Lucerne. Un des cantons directeurs... Belle direction à espérer !... celle des abîmes.

Zurich. Autre canton directeur, — mais autre esprit.

Uri. Zug. Schwyz. Unterwald. Les cantons primitifs, la vieille Suisse (mot dérivé de Schwyz), la véritable Suisse, la ligne ultramontaine, les alliés et les bons compères de Lucerne, les ennemis du progrès, les cantons pauvres, les petits cantons.

Schaffhouse. Je n’ai rien à en dire.

Appenzell. Canton divisé en : Rhodes intérieures et Rhodes extérieures, canton-métis, deux cantons en un ou un canton en deux ; mi-partie catholique et protestant.

Glaris. On en parle peu ou point.

Saint-Gall, ancien fief d’un abbé, canton sans importance.

Reste la Suisse italienne, la plus petite des trois :

Tessin. Qu’en dire ?... niente... si ce n’est que le Grand-Conseil prend ou va prendre une mesure qui provoque les clameurs du clergé et excite, je crois, les réclamations de l’archevêque de Milan, métropolitain.
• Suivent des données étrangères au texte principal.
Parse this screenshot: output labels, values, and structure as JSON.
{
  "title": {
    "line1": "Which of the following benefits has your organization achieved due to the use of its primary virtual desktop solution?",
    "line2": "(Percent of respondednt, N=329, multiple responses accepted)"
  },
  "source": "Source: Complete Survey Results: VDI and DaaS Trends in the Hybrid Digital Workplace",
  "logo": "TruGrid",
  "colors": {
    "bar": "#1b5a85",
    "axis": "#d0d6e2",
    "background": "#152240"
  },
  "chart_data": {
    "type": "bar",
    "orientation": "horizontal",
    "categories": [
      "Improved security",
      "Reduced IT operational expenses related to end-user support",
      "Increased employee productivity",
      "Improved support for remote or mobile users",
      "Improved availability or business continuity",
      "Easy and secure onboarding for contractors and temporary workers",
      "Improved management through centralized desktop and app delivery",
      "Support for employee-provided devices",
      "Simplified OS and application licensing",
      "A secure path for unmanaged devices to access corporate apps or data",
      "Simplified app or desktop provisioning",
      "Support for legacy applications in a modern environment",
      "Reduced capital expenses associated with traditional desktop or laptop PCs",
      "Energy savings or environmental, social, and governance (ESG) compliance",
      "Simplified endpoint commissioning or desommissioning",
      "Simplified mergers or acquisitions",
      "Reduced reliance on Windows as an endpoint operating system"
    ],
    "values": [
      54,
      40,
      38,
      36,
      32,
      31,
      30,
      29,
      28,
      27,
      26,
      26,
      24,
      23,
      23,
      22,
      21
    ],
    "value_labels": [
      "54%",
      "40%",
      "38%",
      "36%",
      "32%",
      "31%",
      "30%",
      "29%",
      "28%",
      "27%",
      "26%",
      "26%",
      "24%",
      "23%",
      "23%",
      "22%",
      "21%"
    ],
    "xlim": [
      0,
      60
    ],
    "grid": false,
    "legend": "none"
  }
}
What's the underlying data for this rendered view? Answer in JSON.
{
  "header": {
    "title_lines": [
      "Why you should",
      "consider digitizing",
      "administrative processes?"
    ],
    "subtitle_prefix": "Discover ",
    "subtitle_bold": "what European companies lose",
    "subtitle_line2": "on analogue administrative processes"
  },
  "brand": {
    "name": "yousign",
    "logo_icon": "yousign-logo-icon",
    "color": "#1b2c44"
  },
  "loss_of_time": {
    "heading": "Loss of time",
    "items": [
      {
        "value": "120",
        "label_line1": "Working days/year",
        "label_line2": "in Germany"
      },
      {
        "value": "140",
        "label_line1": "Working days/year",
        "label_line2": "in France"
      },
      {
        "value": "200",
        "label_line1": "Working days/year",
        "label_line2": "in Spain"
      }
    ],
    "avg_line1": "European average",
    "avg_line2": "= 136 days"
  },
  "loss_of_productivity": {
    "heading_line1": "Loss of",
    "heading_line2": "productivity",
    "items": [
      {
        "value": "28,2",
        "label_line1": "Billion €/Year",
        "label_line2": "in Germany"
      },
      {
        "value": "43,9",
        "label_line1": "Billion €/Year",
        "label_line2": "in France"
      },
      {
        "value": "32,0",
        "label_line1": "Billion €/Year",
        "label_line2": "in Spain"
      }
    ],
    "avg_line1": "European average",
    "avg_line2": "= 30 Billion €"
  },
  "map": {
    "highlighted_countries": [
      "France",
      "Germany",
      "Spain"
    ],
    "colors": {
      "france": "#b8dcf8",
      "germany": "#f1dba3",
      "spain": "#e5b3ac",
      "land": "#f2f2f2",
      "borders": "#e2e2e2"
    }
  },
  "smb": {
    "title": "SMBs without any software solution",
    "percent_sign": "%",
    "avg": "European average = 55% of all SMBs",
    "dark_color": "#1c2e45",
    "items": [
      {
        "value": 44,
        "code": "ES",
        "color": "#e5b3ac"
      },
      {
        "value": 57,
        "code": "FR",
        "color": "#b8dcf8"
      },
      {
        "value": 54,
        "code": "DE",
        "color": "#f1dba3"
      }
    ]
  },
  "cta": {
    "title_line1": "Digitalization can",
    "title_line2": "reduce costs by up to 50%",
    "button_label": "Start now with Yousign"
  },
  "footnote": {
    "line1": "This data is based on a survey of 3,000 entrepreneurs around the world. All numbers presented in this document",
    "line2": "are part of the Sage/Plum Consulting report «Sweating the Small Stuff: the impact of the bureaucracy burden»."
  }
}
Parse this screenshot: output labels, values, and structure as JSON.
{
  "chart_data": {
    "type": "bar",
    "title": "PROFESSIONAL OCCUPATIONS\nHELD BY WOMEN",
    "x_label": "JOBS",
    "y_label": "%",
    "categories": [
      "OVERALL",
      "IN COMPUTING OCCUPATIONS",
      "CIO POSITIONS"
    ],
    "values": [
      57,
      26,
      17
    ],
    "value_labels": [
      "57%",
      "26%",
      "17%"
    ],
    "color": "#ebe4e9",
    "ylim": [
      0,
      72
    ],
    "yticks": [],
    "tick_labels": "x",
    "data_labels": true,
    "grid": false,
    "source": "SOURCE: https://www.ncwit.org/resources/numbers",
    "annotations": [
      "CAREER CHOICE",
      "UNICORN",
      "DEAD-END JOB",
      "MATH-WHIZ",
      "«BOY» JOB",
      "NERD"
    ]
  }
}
Grisons. Autrefois les ligues grises. C’est un pays qui touche aux contrées allemandes et italiennes, et qui participe des deux ; il eût été plus convenable peut-être de le classer parmi les premières.

De cet aperçu rapide et succinct il appert que la Suisse divisée de toutes manières porte en elle bien des éléments de troubles, bien des germes de dissolution, de mort...

Au physique, c’est un beau pays... mais au moral on n’en peut pas dire autant !



  1. Avant la dernière révolution, lisant un jour la Gazette de Lausanne, j’y trouvai ce passage : « M. Rossi a échangé le titre de citoyen suisse contre la qualité de citoyen français..... »

    Remarquons bien cette opposition outrecuidante faite avec intention : titre et qualité. Il faut rire de pitié de cette présomption bête, de cette sotte vanité républicaine.